The evening sun had turned the sky orange when Garl finally sat
on a bench under the open window of an alehouse. Smells of cooking pork and chicken wafted outside, making him realize he was hungry. Conversation came as a muddled din of noise, but Garl sat and eyed passersby while concentrating on picking out anything of interest: talk about women, some louder talk about the serving wenches, and talk about the day’s fights.
Garl homed in on that one, tilting his head toward the window while separating the sounds from the street.
Fighters. The men talking were pit fighters.
Shouting drowned out the speakers, and Garl ground his jaw with frustration. Then the noise subsided, and he heard the same men once more.
Garl listened, frowning, and then his eyes bulged. The men talked about the House of Ten and the decree of Curge. They prattled on for a short time, glad they weren’t associated with the targeted house, and swore at that bunch of Free Trained who thought they could rise above anything else. The conversation went off into other areas, and Garl strained to hear more, but the knowledge he’d learned poked at him like a pointed stick, urging him to report back to Borchus.
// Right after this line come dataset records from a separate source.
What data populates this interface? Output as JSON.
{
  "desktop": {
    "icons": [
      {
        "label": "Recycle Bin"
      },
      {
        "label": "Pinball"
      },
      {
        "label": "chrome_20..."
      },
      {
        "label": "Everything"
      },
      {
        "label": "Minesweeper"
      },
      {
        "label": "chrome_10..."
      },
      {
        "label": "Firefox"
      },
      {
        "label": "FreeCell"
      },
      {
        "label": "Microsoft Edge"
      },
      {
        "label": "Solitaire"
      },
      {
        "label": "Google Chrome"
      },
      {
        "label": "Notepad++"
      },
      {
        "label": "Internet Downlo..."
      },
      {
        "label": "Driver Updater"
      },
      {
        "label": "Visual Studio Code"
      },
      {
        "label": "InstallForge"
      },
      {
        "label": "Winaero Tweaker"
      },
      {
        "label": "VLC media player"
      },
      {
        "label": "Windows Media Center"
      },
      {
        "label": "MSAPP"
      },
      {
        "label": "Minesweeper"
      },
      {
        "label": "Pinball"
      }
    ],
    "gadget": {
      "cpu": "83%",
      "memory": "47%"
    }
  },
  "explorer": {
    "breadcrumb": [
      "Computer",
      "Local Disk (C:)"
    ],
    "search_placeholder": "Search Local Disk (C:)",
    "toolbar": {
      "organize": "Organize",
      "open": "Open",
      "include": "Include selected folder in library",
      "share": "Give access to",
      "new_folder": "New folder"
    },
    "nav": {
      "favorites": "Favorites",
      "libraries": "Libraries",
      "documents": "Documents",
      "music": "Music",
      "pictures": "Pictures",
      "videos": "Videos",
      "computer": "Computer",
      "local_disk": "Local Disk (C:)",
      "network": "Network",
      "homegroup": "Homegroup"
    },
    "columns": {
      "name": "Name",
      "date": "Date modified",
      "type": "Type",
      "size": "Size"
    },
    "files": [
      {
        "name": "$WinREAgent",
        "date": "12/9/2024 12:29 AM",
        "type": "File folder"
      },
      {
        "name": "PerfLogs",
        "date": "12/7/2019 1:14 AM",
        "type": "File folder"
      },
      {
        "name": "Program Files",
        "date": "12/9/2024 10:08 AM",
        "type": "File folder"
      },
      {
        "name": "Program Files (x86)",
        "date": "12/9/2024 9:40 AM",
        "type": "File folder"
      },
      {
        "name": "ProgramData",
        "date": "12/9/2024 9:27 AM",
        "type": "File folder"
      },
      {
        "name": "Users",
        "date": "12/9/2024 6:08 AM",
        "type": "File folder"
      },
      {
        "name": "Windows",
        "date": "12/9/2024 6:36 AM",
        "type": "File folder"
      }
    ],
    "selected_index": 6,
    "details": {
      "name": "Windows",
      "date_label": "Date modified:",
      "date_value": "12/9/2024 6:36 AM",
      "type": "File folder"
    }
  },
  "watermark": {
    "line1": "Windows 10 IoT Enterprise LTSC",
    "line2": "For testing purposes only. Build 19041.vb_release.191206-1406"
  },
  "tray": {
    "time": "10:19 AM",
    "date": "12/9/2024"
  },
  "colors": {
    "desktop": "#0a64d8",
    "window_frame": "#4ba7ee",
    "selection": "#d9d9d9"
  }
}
Excited he’d learned something important and fearful of Strach lurking somewhere nearby, Garl stood and, with a quick inspection of the streets, started back to the cellar.
33
The day after the rains, the House of Ten’s pit fighters limbered up with stretches under bright rays of morning light. Machlann shouted out instructions while Koba stalked the perimeter, searching for poor technique. From the balcony overlooking the grounds, Goll and Clavellus watched, their features barely discernible in shade, where the humidity still leeched away strength.
In front of the living quarters, at the other end of the training area, three men sat on mats, bundled up in swaths of bandages and crude splints. Gobs of healing salves smeared over their flesh kept away bothersome flies. They stared at the morning’s exercise in reflective silence.
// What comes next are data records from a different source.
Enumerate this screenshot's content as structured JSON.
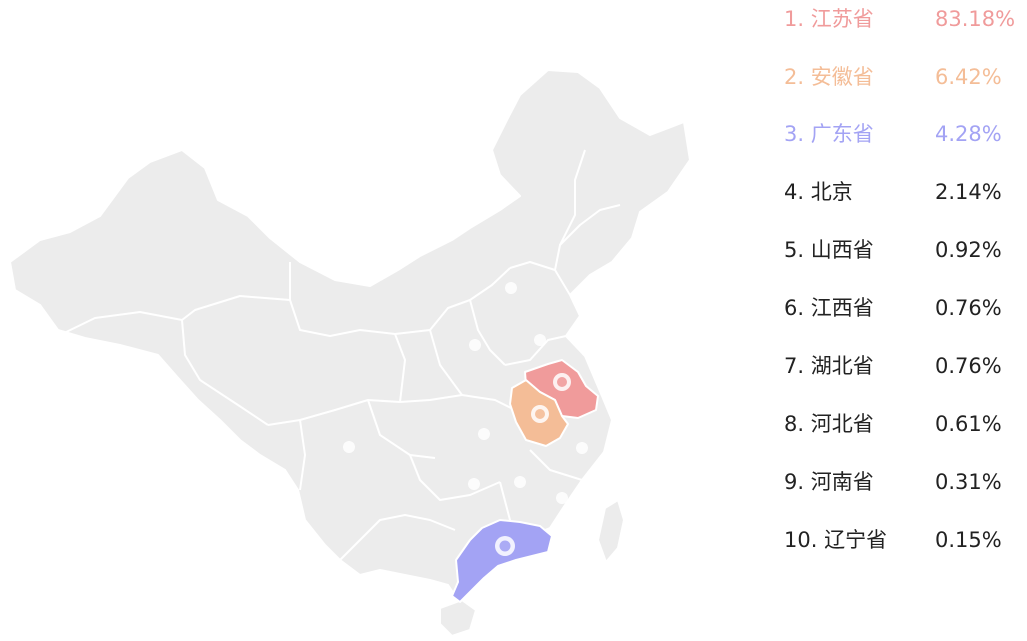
{
  "map": {
    "base_color": "#ececec",
    "border_color": "#ffffff",
    "highlighted": [
      {
        "province": "江苏省",
        "color": "#f09b9b"
      },
      {
        "province": "安徽省",
        "color": "#f4bd97"
      },
      {
        "province": "广东省",
        "color": "#a3a3f4"
      }
    ],
    "markers": [
      "江苏省",
      "安徽省",
      "广东省",
      "北京",
      "山西省",
      "江西省",
      "湖北省",
      "河北省",
      "河南省",
      "辽宁省"
    ]
  },
  "ranking": [
    {
      "label": "1. 江苏省",
      "value": "83.18%",
      "color": "#f09b9b"
    },
    {
      "label": "2. 安徽省",
      "value": "6.42%",
      "color": "#f4bd97"
    },
    {
      "label": "3. 广东省",
      "value": "4.28%",
      "color": "#a3a3f4"
    },
    {
      "label": "4. 北京",
      "value": "2.14%",
      "color": "#222222"
    },
    {
      "label": "5. 山西省",
      "value": "0.92%",
      "color": "#222222"
    },
    {
      "label": "6. 江西省",
      "value": "0.76%",
      "color": "#222222"
    },
    {
      "label": "7. 湖北省",
      "value": "0.76%",
      "color": "#222222"
    },
    {
      "label": "8. 河北省",
      "value": "0.61%",
      "color": "#222222"
    },
    {
      "label": "9. 河南省",
      "value": "0.31%",
      "color": "#222222"
    },
    {
      "label": "10. 辽宁省",
      "value": "0.15%",
      "color": "#222222"
    }
  ]
}
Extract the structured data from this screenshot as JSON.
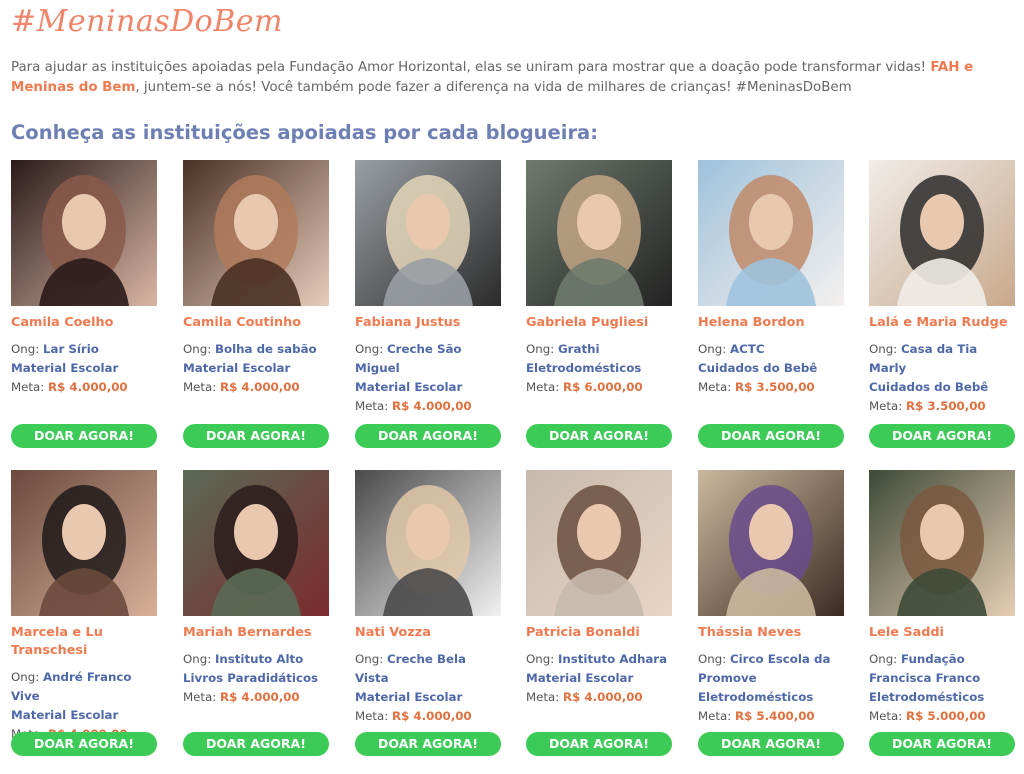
{
  "header": {
    "hashtag": "#MeninasDoBem",
    "intro_text": "Para ajudar as instituições apoiadas pela Fundação Amor Horizontal, elas se uniram para mostrar que a doação pode transformar vidas!",
    "intro_highlight": "FAH e Meninas do Bem",
    "intro_tail": ", juntem-se a nós! Você também pode fazer a diferença na vida de milhares de crianças! #MeninasDoBem",
    "section_title": "Conheça as instituições apoiadas por cada blogueira:"
  },
  "labels": {
    "ong": "Ong:",
    "meta": "Meta:",
    "button": "DOAR AGORA!"
  },
  "cards": [
    {
      "name": "Camila Coelho",
      "ong": "Lar Sírio",
      "category": "Material Escolar",
      "meta": "R$ 4.000,00",
      "colors": [
        "#2a1a1a",
        "#8a5a4a",
        "#d9b6a3"
      ]
    },
    {
      "name": "Camila Coutinho",
      "ong": "Bolha de sabão",
      "category": "Material Escolar",
      "meta": "R$ 4.000,00",
      "colors": [
        "#4a3024",
        "#b07a5c",
        "#e8cdbb"
      ]
    },
    {
      "name": "Fabiana Justus",
      "ong": "Creche São Miguel",
      "category": "Material Escolar",
      "meta": "R$ 4.000,00",
      "colors": [
        "#9a9fa3",
        "#e3d6b8",
        "#2b2b2b"
      ]
    },
    {
      "name": "Gabriela Pugliesi",
      "ong": "Grathi",
      "category": "Eletrodomésticos",
      "meta": "R$ 6.000,00",
      "colors": [
        "#6f7a6e",
        "#c2a585",
        "#222222"
      ]
    },
    {
      "name": "Helena Bordon",
      "ong": "ACTC",
      "category": "Cuidados do Bebê",
      "meta": "R$ 3.500,00",
      "colors": [
        "#9fc2dc",
        "#c08a68",
        "#f4f0ee"
      ]
    },
    {
      "name": "Lalá e Maria Rudge",
      "ong": "Casa da Tia Marly",
      "category": "Cuidados do Bebê",
      "meta": "R$ 3.500,00",
      "colors": [
        "#f0ece8",
        "#2b2b2b",
        "#c9a98c"
      ]
    },
    {
      "name": "Marcela e Lu Transchesi",
      "ong": "André Franco Vive",
      "category": "Material Escolar",
      "meta": "R$ 4.000,00",
      "colors": [
        "#6a4a3c",
        "#1f1a1a",
        "#d8b09a"
      ]
    },
    {
      "name": "Mariah Bernardes",
      "ong": "Instituto Alto Livros Paradidáticos",
      "category": "",
      "meta": "R$ 4.000,00",
      "colors": [
        "#5a6a54",
        "#2a1c1c",
        "#7b2a2e"
      ]
    },
    {
      "name": "Nati Vozza",
      "ong": "Creche Bela Vista",
      "category": "Material Escolar",
      "meta": "R$ 4.000,00",
      "colors": [
        "#4a4a4a",
        "#e0c8a8",
        "#f1f1f1"
      ]
    },
    {
      "name": "Patricia Bonaldi",
      "ong": "Instituto Adhara",
      "category": "Material Escolar",
      "meta": "R$ 4.000,00",
      "colors": [
        "#c7b9ac",
        "#6a4e3e",
        "#e9d5c6"
      ]
    },
    {
      "name": "Thássia Neves",
      "ong": "Circo Escola da Promove",
      "category": "Eletrodomésticos",
      "meta": "R$ 5.400,00",
      "colors": [
        "#cbb89d",
        "#6a4b8c",
        "#3c2a22"
      ]
    },
    {
      "name": "Lele Saddi",
      "ong": "Fundação Francisca Franco",
      "category": "Eletrodomésticos",
      "meta": "R$ 5.000,00",
      "colors": [
        "#3e4a36",
        "#7a5840",
        "#e6cdb4"
      ]
    }
  ]
}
“So…” Halm finally said, feeling how the bandages tightened about his chin when he spoke. He tried very hard to not breathe through his broken nose. A part of him wished that Shan had given him more of whatever concoction had rendered him senseless for a day. The healer said it was for the best after he’d addressed the gaping bite in his arm. The ghastly wound had missed vital tendons, but a sizeable chunk of fat had been chomped out… so Shan only lathered in the foul-smelling ointments he so heavily favored. That morning, Halm had awoken with the others, drunk a vegetable broth for breakfast, and then left the common room for the thin comfort of the three mats waiting in the shade.